Personal information
- Full name: Audley Mervyn Archdall
- Born: 6 June 1825 Ballycassidy, County Fermanagh, Ireland
- Died: 27 February 1893 (aged 67) Newent, Gloucestershire, England

Domestic team information
- 1851: Gentlemen of Kent
- FC debut: 30 June 1851 Gentlemen of Kent v Gentlemen of England

Career statistics
| Competition | First-class |
| Matches | 1 |
| Runs scored | 0 |
| Batting average | 0 |
| 100s/50s | 0/0 |
| Top score | 0 |
| Catches/stumpings | 0/– |
- Source: CricInfo, 18 October 2008

= Audley Archdall =

Audley Mervyn Archdall or Archdale (6 June 1825 – 27 February 1893) was an Irish amateur cricketer. He was born at Riversdale House near Ballycassidy in County Fermanagh in 1826 and educated at King William's College on the Isle of Man. Archdall's father was Edward Archdale, a Justice of the Peace (JP) and Deputy Lieutenant who had been High Sheriff of Fermanagh and had built Riversdale House close to the Archdale family seat, Castle Archdale.

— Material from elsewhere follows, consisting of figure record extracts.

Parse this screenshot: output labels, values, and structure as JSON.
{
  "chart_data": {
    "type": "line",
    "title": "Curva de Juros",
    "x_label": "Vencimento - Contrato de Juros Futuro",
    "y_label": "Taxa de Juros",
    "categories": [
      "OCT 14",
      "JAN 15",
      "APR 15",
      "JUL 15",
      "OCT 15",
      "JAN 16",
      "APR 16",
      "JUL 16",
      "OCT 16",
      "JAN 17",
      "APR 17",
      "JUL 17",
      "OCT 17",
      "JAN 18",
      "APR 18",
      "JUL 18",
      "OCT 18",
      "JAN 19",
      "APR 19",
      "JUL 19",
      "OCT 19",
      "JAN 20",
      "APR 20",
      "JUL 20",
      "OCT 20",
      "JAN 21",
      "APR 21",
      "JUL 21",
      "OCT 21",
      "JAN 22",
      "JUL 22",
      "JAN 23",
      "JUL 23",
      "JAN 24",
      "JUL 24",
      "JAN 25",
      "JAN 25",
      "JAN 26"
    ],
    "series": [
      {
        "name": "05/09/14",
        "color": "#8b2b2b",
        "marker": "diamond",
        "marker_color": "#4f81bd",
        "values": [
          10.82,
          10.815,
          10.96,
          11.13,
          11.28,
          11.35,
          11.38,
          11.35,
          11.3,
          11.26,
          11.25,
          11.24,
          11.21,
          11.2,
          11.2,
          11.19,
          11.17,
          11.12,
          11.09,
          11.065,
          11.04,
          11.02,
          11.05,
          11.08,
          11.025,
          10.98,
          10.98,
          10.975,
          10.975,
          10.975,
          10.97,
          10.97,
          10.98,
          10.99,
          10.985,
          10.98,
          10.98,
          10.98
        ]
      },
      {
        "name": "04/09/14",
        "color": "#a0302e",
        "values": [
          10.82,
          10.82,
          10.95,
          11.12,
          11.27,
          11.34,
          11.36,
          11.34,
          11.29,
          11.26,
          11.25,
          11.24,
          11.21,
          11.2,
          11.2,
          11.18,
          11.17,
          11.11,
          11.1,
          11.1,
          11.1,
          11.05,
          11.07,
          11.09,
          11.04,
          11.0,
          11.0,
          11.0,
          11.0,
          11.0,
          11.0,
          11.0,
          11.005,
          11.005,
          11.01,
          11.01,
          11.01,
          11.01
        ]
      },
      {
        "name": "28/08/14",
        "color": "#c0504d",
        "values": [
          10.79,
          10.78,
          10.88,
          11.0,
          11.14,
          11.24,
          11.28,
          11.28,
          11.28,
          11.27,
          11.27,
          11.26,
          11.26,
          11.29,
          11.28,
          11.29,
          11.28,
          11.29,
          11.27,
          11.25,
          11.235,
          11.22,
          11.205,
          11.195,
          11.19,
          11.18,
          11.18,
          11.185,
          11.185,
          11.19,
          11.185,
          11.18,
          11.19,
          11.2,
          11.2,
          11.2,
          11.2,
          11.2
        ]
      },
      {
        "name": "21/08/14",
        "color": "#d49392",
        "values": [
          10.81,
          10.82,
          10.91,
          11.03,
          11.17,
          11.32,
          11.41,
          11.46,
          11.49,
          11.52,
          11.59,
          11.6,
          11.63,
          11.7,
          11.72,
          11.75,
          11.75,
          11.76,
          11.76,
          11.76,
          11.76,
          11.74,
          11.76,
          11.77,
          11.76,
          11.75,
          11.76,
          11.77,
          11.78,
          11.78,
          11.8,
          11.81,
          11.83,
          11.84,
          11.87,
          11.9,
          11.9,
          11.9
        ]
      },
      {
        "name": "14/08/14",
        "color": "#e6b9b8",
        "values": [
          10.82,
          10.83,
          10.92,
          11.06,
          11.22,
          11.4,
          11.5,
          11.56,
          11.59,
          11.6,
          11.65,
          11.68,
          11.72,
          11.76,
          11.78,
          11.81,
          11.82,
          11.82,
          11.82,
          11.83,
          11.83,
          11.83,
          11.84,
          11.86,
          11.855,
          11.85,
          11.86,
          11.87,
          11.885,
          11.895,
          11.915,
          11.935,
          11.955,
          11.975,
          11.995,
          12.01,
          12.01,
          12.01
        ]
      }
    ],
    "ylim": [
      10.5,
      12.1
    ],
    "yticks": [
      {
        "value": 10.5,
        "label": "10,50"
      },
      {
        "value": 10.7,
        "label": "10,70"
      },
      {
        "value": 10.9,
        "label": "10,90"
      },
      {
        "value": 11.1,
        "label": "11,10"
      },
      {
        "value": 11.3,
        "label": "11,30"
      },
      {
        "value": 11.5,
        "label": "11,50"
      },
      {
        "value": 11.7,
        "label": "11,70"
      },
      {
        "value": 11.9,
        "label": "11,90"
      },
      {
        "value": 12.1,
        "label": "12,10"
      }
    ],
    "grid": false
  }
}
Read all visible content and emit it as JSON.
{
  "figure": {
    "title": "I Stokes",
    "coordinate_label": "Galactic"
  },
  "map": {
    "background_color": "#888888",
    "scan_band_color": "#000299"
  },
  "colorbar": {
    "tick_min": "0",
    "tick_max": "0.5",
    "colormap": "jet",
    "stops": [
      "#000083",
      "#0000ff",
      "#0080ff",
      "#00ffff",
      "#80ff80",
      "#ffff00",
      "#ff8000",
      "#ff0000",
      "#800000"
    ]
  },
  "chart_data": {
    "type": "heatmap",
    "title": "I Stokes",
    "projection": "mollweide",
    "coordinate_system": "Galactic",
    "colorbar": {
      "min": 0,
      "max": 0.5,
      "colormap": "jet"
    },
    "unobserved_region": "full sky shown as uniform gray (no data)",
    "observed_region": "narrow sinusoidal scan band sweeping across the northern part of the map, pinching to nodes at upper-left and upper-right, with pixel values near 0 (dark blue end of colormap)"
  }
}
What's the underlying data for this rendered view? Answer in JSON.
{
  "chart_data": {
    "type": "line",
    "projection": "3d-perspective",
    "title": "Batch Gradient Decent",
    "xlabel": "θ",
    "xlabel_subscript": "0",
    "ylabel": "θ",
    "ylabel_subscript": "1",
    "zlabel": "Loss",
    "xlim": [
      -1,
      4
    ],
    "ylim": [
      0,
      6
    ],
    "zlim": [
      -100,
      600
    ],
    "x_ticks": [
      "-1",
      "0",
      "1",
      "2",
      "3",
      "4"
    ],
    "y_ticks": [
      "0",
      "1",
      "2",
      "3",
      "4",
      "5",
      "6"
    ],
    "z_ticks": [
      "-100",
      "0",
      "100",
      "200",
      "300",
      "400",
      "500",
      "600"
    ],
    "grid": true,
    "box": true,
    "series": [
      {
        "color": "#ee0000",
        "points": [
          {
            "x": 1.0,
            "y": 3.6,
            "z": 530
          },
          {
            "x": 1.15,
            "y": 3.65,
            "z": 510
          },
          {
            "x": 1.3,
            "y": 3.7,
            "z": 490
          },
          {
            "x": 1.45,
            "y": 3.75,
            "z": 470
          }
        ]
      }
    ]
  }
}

Archdall served in the Royal Artillery (RA). He was commissioned as a second lieutenant in December 1844 and rose to the rank of captain by the time he left the army in 1855.

Archdall made his sole first-class cricket appearance for the Gentlemen of Kent against the Gentlemen of England in 1851 whilst he was serving with the RA. He is also known to have played non-first-class cricket for Royal Artillery Cricket Club, I Zingari and the Gentlemen of Devon.

Archdall married Sybilla Miles in 1854 and lived at Ledbury in Herefordshire, serving as a JP for the county. The couple had five children. He reverted to the spelling of his surname as Archdale in around 1875. Archdall died at Newent in Gloucestershire in February 1893 aged 67.